Division of Nephrology, Affiliated Hospital of Chengde Medical University, 36 Nanyingzi St, Shuangqiao Qu, Chengde, 067000, Hebei, China.
Int Urol Nephrol. 2021 Jan;53(1):111-119. doi: 10.1007/s11255-020-02633-5. Epub 2020 Sep 17.
The aim of this study was to evaluate the efficacy of rituximab therapy in the management of idiopathic membranous nephropathy (IMN).
After literature search, data from eligible studies were used to perform random-effects meta-analyses to estimate remission rates and changes in proteinuria at the latest follow-up after rituximab therapy. The outcomes were used for metaregression to identify the factors affecting the efficacy of rituximab.
Twenty-one studies were included in the analysis (602 patients; age 50 years [95% CI 46.8, 53.3]; 30% females [95% CI 23, 31]). Follow-up duration was 20.3 months [95% CI 17.1, 23.5]. Remission rate (67% [95% CI 61, 73]) was higher in studies with below average baseline proteinuria (76% [95% CI 61, 88]) than in studies with above average baseline proteinuria (61% [95% CI 54, 68]). The complete and partial remission rates were 26% [95% CI 20, 33] and 37% [95% CI 31, 43], respectively. Rituximab therapy significantly reduced proteinuria (mean difference between final and baseline values: - 4.90 g/day [95% CI - 6.18, - 3.63]; p < 0.00001; % reduction: 62% [95% CI 57, 68]). The reduction in proteinuria was inversely associated with baseline serum albumin levels (p = 0.021) and the estimated glomerular filtration rate (p < 0.00001) and was positively associated with baseline proteinuria (p < 0.00001). The remission rate or decrease in proteinuria was not significantly related to the anti-PLAR antibody status or previous immunosuppressant therapy.
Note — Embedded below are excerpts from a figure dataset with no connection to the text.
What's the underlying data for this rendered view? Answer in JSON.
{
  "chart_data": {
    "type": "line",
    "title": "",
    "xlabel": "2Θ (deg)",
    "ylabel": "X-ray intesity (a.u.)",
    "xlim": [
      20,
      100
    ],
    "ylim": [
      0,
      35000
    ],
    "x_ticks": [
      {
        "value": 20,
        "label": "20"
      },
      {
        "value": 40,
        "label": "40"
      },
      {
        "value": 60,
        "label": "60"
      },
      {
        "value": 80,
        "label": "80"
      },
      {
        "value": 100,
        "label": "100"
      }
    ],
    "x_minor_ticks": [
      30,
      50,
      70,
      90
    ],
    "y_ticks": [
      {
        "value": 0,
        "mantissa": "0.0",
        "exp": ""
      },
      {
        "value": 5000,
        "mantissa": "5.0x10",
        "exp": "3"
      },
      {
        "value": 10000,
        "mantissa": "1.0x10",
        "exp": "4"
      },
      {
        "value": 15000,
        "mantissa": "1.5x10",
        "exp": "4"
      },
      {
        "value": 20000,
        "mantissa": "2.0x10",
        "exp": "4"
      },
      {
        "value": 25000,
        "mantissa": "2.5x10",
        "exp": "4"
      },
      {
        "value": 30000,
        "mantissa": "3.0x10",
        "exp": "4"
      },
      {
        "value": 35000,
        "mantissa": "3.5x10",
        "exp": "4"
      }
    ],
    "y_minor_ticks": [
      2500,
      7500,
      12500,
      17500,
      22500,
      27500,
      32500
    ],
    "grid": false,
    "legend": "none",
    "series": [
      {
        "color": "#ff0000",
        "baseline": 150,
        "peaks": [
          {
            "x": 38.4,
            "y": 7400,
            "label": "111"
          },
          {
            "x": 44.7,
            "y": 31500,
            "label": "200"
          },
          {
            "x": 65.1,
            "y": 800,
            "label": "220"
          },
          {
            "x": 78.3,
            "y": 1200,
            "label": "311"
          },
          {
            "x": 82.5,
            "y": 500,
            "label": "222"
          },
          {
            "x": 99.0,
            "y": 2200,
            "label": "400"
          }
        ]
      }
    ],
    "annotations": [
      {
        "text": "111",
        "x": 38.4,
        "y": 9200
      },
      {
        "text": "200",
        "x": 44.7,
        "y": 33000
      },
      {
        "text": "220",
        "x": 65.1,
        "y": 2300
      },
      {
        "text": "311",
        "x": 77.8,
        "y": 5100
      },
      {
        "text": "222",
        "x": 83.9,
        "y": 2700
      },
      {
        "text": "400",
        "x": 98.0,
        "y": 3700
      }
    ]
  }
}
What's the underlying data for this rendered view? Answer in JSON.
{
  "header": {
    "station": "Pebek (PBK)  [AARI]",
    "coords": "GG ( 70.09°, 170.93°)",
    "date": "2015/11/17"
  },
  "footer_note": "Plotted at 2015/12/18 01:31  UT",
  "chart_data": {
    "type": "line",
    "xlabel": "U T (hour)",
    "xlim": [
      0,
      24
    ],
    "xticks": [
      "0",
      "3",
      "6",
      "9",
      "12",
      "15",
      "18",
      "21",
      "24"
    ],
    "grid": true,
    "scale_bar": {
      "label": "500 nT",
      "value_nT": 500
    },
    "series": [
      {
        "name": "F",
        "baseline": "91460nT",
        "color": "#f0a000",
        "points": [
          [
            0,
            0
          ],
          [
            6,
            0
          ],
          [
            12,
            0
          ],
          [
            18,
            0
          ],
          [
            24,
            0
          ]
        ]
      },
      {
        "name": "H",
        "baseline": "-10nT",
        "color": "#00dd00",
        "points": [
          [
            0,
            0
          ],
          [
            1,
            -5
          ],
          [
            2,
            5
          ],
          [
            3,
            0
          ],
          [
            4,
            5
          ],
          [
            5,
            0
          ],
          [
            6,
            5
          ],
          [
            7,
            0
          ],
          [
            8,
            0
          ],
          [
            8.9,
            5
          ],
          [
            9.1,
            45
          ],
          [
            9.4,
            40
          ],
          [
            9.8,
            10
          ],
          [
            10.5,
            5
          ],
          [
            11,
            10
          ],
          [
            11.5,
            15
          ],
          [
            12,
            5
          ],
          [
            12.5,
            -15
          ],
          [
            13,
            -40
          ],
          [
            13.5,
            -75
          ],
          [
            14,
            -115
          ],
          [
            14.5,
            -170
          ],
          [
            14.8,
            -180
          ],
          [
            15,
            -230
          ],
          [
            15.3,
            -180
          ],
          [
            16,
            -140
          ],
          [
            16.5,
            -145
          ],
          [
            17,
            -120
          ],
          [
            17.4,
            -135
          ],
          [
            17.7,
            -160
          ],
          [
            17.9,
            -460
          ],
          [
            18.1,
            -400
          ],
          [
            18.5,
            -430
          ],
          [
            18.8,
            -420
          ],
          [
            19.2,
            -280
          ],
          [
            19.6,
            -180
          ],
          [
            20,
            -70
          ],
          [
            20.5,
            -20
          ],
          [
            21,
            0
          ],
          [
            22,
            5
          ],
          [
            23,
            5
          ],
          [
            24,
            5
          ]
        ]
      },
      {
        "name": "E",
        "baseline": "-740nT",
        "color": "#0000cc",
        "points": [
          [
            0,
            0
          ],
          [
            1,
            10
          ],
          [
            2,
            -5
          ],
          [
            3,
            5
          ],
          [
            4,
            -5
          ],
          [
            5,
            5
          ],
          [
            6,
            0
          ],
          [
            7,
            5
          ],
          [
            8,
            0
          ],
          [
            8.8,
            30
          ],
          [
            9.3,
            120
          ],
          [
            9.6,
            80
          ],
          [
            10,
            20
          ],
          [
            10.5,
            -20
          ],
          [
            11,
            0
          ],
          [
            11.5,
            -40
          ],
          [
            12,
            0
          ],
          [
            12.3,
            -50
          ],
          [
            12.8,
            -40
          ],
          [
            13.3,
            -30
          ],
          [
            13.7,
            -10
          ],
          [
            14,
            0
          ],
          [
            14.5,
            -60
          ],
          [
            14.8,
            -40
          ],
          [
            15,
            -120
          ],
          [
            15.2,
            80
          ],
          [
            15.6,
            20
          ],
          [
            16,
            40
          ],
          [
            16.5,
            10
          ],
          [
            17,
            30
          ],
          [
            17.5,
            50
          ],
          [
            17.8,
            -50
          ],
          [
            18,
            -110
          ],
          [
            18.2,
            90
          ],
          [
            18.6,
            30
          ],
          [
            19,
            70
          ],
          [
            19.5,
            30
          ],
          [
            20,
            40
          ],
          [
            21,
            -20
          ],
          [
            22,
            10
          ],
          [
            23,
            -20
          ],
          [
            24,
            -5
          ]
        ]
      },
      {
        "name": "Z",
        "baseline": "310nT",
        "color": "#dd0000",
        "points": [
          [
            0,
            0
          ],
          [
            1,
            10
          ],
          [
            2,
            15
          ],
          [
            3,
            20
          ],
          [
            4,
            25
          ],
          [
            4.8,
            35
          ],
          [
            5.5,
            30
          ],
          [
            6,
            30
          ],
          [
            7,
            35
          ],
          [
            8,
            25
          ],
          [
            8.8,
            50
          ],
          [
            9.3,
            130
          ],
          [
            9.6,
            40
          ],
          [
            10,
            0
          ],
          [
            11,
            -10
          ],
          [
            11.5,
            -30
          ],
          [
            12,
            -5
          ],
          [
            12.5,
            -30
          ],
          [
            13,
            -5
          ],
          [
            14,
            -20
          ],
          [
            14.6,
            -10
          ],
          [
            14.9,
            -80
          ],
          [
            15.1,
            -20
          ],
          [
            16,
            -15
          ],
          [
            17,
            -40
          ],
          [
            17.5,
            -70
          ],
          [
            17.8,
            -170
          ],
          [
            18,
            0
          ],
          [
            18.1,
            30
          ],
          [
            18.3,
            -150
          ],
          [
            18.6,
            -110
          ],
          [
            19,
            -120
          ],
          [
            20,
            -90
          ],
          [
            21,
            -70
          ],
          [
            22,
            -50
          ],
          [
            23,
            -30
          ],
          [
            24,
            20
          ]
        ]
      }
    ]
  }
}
Rituximab therapy in IMN patients can provide approximately 67% remission rate. The reduction in proteinuria was greater in patients who had higher baseline proteinuria.
本研究旨在评估利妥昔单抗治疗特发性膜性肾病(IMN)的疗效。
通过文献检索,使用合格研究中的数据进行随机效应荟萃分析,以估计利妥昔单抗治疗后最新随访时的缓解率和蛋白尿变化。使用荟萃回归分析确定影响利妥昔单抗疗效的因素。
共纳入 21 项研究(602 例患者;年龄 50 岁[95%置信区间 46.8,53.3];30%为女性[95%置信区间 23,31])。随访时间为 20.3 个月[95%置信区间 17.1,23.5]。在蛋白尿基线水平较低的研究中(76%[95%置信区间 61,88%]),缓解率(67%[95%置信区间 61,73%])高于蛋白尿基线水平较高的研究(61%[95%置信区间 54,68%])。完全缓解率和部分缓解率分别为 26%[95%置信区间 20,33%]和 37%[95%置信区间 31,43%]。利妥昔单抗治疗显著降低蛋白尿(终末值与基线值差值:-4.90g/天[95%置信区间-6.18,-3.63];p<0.00001;%降低:62%[95%置信区间 57,68%])。蛋白尿降低与基线血清白蛋白水平(p=0.021)和估算肾小球滤过率(p<0.00001)呈负相关,与基线蛋白尿呈正相关(p<0.00001)。缓解率或蛋白尿降低与抗 PLAR 抗体状态或既往免疫抑制剂治疗无显著相关性。
利妥昔单抗治疗特发性膜性肾病患者可提供约 67%的缓解率。基线蛋白尿较高的患者蛋白尿降低幅度更大。